Produksi massal belum terjadi karena tidak adanya kepastian permintaan dari sektor transportasi publik. Ketidakpastian ini membuat sektor swasta enggan berinvestasi lebih jauh.
Baca juga: Transjakarta Bisa Hemat Rp 8 Miliar per Bulan jika Pakai Bus Listrik
Selain itu, biaya awal pengadaan bus listrik memang lebih tinggi dibandingkan bus konvensional berbahan bakar solar, bensin, atau gas. Tapi dalam jangka panjang, biaya operasional dan perawatannya lebih murah.
Sayangnya, keunggulan jangka panjang ini belum cukup mendorong percepatan adopsi.
Pemerintah pusat sebenarnya telah mencantumkan elektrifikasi bus dalam berbagai rencana strategis nasional.
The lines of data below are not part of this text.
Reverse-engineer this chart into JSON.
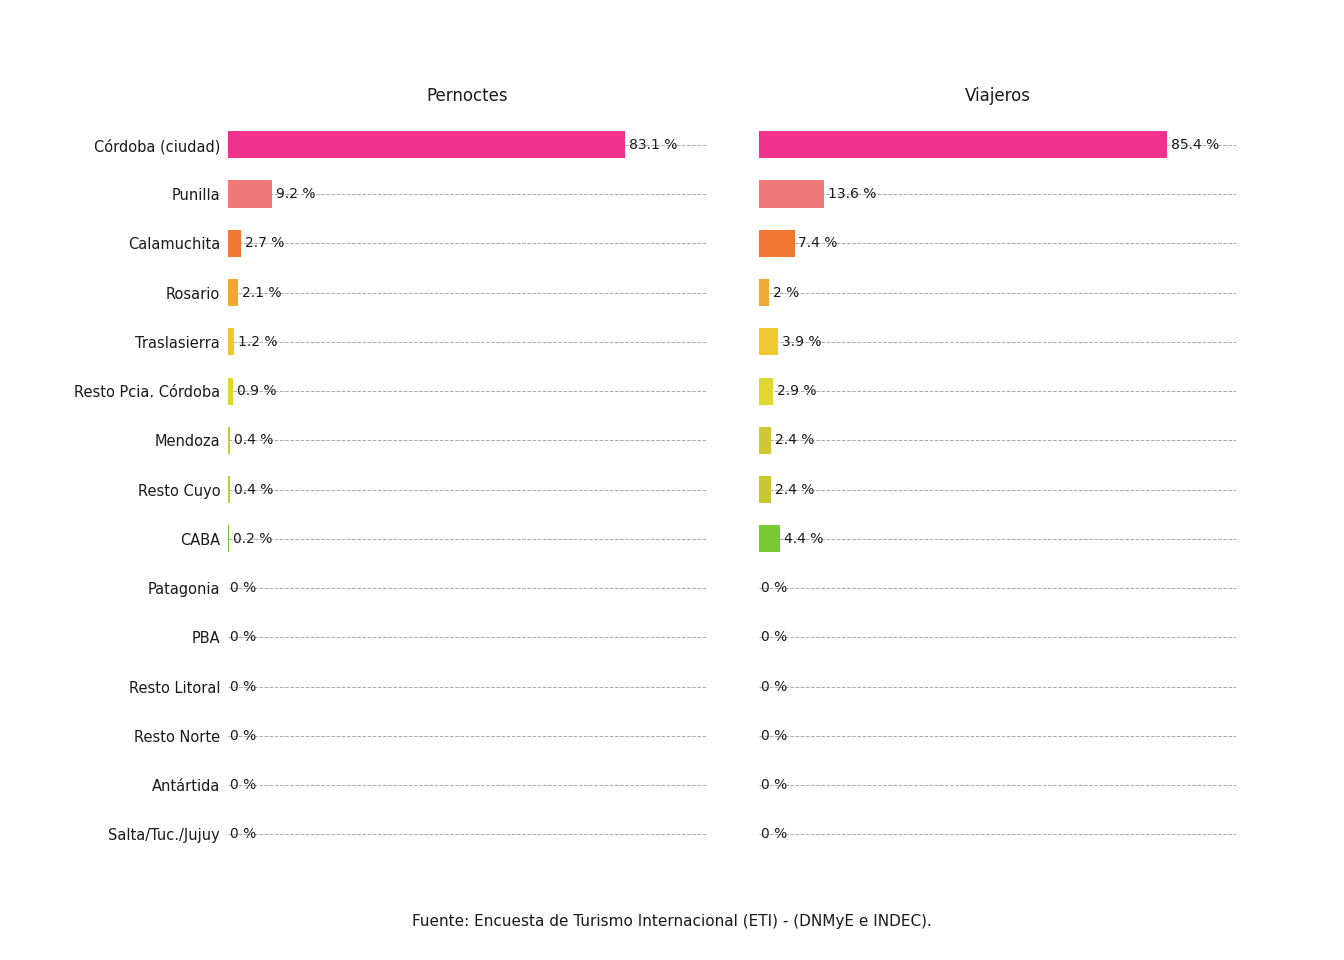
{
  "categories": [
    "Córdoba (ciudad)",
    "Punilla",
    "Calamuchita",
    "Rosario",
    "Traslasierra",
    "Resto Pcia. Córdoba",
    "Mendoza",
    "Resto Cuyo",
    "CABA",
    "Patagonia",
    "PBA",
    "Resto Litoral",
    "Resto Norte",
    "Antártida",
    "Salta/Tuc./Jujuy"
  ],
  "pernoctes": [
    83.1,
    9.2,
    2.7,
    2.1,
    1.2,
    0.9,
    0.4,
    0.4,
    0.2,
    0.0,
    0.0,
    0.0,
    0.0,
    0.0,
    0.0
  ],
  "viajeros": [
    85.4,
    13.6,
    7.4,
    2.0,
    3.9,
    2.9,
    2.4,
    2.4,
    4.4,
    0.0,
    0.0,
    0.0,
    0.0,
    0.0,
    0.0
  ],
  "pernoctes_labels": [
    "83.1 %",
    "9.2 %",
    "2.7 %",
    "2.1 %",
    "1.2 %",
    "0.9 %",
    "0.4 %",
    "0.4 %",
    "0.2 %",
    "0 %",
    "0 %",
    "0 %",
    "0 %",
    "0 %",
    "0 %"
  ],
  "viajeros_labels": [
    "85.4 %",
    "13.6 %",
    "7.4 %",
    "2 %",
    "3.9 %",
    "2.9 %",
    "2.4 %",
    "2.4 %",
    "4.4 %",
    "0 %",
    "0 %",
    "0 %",
    "0 %",
    "0 %",
    "0 %"
  ],
  "bar_colors": [
    "#f0328c",
    "#f07878",
    "#f07832",
    "#f0a832",
    "#f0c832",
    "#e0d832",
    "#d0c832",
    "#c8c832",
    "#78c832",
    "#999999",
    "#999999",
    "#999999",
    "#999999",
    "#999999",
    "#999999"
  ],
  "title_left": "Pernoctes",
  "title_right": "Viajeros",
  "footer": "Fuente: Encuesta de Turismo Internacional (ETI) - (DNMyE e INDEC).",
  "bg_color": "#ffffff",
  "text_color": "#1a1a1a",
  "xlim": [
    0,
    100
  ]
}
Rencana Umum Energi Nasional (RUEN) menargetkan 10 persen angkutan umum perkotaan menggunakan bus listrik pada 2025.
Kementerian Perhubungan juga menetapkan target elektrifikasi 90 persen angkutan umum massal perkotaan pada 2030, dan 100 persen pada 2040, termasuk Mobil Penumpang Umum (MPU) pada 2045.
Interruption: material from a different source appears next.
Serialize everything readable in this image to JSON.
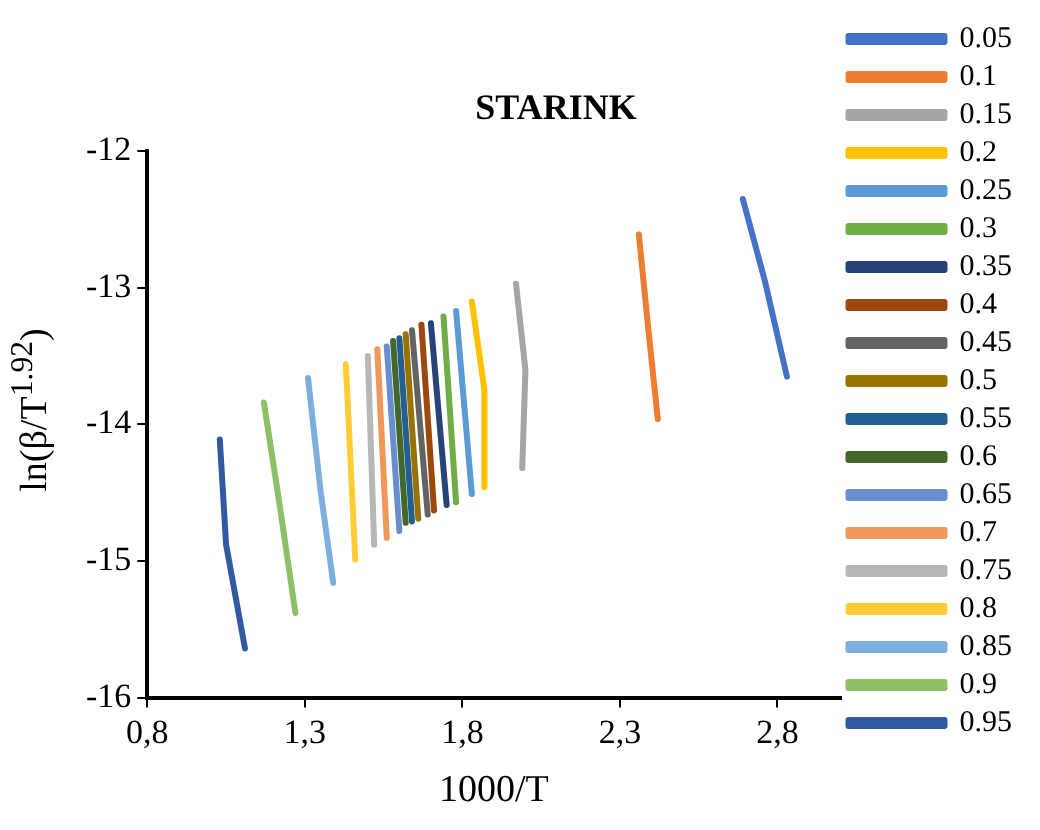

Namun, ITDP menilai target-target tersebut sulit tercapai jika tanpa kerangka regulasi yang jelas dan dukungan sistemik.
Oleh karena itu, diperlukan pendekatan menyeluruh, mulai dari pendanaan berkelanjutan, pembenahan tata kelola, hingga keterlibatan aktif pemerintah pusat dalam mengarahkan transisi yang adil dan merata.
Tanpa itu semua, program bus listrik hanya akan menjadi proyek FOMO (Fear of Missing Out), mahal, tidak terintegrasi, dan gagal menjawab tantangan mobilitas dan krisis iklim akibat polusi kendaraan.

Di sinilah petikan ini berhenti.